Sure because you'd like to know what paycheck you got? Oh they will say x-1000 (example)

wow. how has such a long conversation sprung from a minor notational question

well yea oval

youve never done your taxes before?

social security?

how are those written?

Are you making me dumb?

(gross income) * something, thats for sure

theres an expression for you

But youre now saying that math doesnt need to be solved

you went further

okay then you won't know the answer

now youre saying theres no point in making any expressions

here

if the tax is 8.75% in your state, that means you do (current price) * 1.0875 to get how much it costs after tax

theres purpose in formulas

Id like to know how much I need to pay for something, and thats (current price) * 1.0875

how do we use it? we can use it for more than just one price, for example 19.99 * 1.0875

we can use it for any price in the region we are in

if they say this, they mean "we had to take away $1000"

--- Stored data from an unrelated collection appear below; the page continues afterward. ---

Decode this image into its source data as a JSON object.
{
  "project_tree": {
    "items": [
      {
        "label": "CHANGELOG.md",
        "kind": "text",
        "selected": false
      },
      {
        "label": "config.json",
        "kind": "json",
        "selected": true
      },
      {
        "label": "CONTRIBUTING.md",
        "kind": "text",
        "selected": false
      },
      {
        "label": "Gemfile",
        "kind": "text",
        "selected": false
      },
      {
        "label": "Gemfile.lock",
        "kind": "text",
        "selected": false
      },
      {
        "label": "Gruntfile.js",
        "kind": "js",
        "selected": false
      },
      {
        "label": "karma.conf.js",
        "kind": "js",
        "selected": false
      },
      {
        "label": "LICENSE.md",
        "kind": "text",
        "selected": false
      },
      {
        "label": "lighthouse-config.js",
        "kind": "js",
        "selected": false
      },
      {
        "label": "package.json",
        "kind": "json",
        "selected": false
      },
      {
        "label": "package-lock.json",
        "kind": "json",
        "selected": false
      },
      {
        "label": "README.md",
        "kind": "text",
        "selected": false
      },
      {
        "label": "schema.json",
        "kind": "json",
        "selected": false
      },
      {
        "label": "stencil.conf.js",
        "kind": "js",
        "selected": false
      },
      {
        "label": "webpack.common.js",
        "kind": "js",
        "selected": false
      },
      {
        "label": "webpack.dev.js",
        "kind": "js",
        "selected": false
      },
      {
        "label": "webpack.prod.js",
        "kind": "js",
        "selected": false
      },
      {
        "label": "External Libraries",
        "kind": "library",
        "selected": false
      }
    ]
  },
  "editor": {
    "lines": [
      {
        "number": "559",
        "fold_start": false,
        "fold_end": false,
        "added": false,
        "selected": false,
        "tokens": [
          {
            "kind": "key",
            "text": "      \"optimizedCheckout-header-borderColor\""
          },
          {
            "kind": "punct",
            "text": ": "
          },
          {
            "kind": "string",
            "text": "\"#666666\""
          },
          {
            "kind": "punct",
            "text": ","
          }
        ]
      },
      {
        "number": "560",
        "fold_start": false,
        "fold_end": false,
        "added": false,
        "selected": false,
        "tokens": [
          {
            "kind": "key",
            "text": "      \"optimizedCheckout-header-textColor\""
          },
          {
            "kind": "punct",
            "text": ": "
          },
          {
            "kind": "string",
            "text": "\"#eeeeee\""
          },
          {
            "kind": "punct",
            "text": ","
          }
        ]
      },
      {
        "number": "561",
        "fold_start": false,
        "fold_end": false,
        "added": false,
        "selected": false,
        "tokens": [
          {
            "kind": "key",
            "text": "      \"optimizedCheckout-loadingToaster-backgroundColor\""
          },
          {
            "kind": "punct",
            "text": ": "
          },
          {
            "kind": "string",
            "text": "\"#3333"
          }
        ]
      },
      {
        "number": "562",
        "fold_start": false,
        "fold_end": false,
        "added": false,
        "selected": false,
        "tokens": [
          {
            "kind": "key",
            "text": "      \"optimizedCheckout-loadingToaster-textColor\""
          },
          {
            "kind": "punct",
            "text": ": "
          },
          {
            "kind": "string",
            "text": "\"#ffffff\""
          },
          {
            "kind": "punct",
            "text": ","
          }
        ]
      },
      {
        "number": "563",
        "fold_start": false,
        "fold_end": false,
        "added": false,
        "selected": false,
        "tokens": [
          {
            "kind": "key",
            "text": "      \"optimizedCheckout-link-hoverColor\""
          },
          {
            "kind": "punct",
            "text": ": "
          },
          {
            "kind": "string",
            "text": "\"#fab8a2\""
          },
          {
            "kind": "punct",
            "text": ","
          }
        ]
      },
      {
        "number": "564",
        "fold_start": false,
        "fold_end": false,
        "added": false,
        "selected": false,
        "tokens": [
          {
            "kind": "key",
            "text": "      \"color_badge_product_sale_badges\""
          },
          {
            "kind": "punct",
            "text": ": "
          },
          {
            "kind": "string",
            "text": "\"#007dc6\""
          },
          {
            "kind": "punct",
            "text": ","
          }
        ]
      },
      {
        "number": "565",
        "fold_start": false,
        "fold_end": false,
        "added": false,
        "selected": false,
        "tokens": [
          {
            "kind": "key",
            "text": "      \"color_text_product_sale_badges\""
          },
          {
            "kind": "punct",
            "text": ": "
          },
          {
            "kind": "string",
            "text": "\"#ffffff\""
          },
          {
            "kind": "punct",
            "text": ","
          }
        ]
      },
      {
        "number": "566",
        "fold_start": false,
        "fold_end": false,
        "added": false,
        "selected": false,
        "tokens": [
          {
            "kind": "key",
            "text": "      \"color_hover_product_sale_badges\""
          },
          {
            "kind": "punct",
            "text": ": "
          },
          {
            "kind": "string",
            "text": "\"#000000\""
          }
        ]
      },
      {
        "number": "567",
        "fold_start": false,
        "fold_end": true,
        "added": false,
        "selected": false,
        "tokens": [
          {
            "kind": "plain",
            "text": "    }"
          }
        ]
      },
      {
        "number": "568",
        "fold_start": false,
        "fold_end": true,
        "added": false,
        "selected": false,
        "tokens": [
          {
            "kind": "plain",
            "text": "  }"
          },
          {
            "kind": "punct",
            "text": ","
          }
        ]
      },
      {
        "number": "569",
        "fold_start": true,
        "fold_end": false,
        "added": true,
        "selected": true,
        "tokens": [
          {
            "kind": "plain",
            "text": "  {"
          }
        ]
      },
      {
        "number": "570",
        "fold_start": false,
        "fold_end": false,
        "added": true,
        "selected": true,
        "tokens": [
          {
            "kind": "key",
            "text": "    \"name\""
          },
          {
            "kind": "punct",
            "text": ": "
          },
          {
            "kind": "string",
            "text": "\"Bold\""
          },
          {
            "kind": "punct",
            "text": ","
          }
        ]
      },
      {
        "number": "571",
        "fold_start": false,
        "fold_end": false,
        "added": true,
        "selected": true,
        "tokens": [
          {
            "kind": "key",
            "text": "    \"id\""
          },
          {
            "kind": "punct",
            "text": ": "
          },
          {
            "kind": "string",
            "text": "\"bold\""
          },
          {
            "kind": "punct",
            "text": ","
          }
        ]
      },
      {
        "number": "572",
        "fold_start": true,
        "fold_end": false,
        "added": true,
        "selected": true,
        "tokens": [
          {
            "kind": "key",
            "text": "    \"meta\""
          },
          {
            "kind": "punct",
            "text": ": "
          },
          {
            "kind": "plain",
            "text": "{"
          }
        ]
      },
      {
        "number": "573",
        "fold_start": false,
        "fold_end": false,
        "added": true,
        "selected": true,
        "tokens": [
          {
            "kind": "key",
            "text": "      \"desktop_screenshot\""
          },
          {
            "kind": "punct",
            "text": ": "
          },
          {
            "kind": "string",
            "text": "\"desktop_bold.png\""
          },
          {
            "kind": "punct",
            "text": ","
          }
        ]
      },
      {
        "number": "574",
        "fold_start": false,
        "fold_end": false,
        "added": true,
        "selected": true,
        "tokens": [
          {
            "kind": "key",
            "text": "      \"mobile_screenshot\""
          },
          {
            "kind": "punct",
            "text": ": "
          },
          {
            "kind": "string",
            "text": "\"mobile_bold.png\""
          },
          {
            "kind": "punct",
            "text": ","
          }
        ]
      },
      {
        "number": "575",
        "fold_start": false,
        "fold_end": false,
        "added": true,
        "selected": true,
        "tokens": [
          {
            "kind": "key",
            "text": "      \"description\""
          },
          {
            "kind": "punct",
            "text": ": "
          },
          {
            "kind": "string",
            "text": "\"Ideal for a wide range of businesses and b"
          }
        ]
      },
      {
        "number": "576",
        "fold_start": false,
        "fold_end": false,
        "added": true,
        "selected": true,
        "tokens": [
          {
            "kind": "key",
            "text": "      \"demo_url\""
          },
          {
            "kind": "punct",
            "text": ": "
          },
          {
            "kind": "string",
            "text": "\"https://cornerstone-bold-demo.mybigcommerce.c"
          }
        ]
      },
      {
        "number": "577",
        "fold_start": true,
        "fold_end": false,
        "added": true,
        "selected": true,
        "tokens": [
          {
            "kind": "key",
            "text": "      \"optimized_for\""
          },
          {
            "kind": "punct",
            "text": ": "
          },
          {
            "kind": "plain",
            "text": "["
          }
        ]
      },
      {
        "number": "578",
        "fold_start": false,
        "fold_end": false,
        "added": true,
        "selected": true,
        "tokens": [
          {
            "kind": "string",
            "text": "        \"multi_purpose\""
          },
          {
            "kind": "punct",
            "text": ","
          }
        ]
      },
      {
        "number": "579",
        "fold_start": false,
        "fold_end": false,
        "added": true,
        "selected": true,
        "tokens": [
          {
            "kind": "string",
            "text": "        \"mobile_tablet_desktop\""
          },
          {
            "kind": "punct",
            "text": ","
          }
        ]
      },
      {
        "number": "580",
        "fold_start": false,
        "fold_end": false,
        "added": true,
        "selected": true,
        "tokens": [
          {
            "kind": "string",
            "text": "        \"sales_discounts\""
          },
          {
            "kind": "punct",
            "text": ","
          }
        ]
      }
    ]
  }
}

what you lose in being specific, you gain in being general

Okay but you said that some mathematics equation should be left out without a solution or something like that

this is the nature of math, it says how things can be like in general

yep, because (current price) * 1.0875 fundamentally isnt a solution to you

if you wanted to, for example find how much $99.99 costs after tax,

and I told you to do that

And so isn't just an x a solution

oval listen to me

you still have to bring a calculator to do this

(current price) * 1.0875 by itself isnt a solution to a specific problem

its only a solution to a general problem of "how do I calculate the price after tax?"

exactly

if I had $99.99 * 1.0875, that can answer "how do I calculate the cost of a $99.99 product after tax?"

but it cant answer "now what about this $74.99 product?"

(current price) * 1.0875 and $99.99 * 1.0875 are only solutions to their kinds of problems

one for the general, one for the specific

and youre thinking "only the specific ones matter"

for example, here

-2 + 5, but never -2 + x

THere's a difference between knowing how to calculate and how to do it

"how can I hammer a variety of nails into this wall?"
"fuxk me idk, hammers are undefined"

This is not far off from how your train of logic reads

Related question - you do know the difference between an equation and an expression, right?

those words dont mean what you think they mean, please elaborate

Sure im not that dumb

But what's the point of telling this?

put it this way

we have a description for -2 + 5

"negative two plus five"

"adding negative two and five"

these are examples

The POINT is that, "current price" is our unknown variable

but lets say we need to represent adding -2 to something in general

now naturally youre not going to be happy with the word adding...

because that something could be my debt, which is negative

so what would our description of -2 + x be?

Unsolvable subject

now heres something I dont think youre familiar with

we in fact can do things with -2 + x

its true that we do not know what -2 + x's value ever is

given we dont know x's value

but that doesnt stop us from doing math on -2 + x itself

oh i know where you going

so if we need to do math on -2 + x itself,

we need a noun for it

and is "unsolvable subject" really going to tell someone what youre seeing on the screen?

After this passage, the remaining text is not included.